We wczorajszym Pytaniu na śniadanie okazało się, że żaden z nich nie podpisał ostatecznie kontraktu. Producenci programu, który nie cieszył się dostateczną popularnością, postanowili mu zrobić kompletny lifting. Show poprowadzą Tomasz Kammel oraz znana z kłótni małżeńskich z Piotrem Adamczykiem Katarzyna "Kate Rozz" Gwizdała.

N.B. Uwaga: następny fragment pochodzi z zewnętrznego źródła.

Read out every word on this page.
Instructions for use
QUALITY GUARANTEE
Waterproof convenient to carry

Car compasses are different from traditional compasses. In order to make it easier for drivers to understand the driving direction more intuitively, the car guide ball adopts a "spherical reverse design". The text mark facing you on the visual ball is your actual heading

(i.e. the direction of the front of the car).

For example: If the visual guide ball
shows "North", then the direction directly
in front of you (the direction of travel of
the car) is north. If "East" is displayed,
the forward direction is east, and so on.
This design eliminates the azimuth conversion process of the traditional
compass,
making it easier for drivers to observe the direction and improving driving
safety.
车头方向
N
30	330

Na obrotowych krzesłach zasiądą za to: Justyna Steczkowska, Patrycja Markowska, Marek Piekarczyk z TSA oraz Baron i Tomson z Afromental. Cała piątka pojawiła się w Pytaniu na śniadanie, by opowiedzieć o przygotowaniach do drugiej edycji programu.
Będziecie oglądać?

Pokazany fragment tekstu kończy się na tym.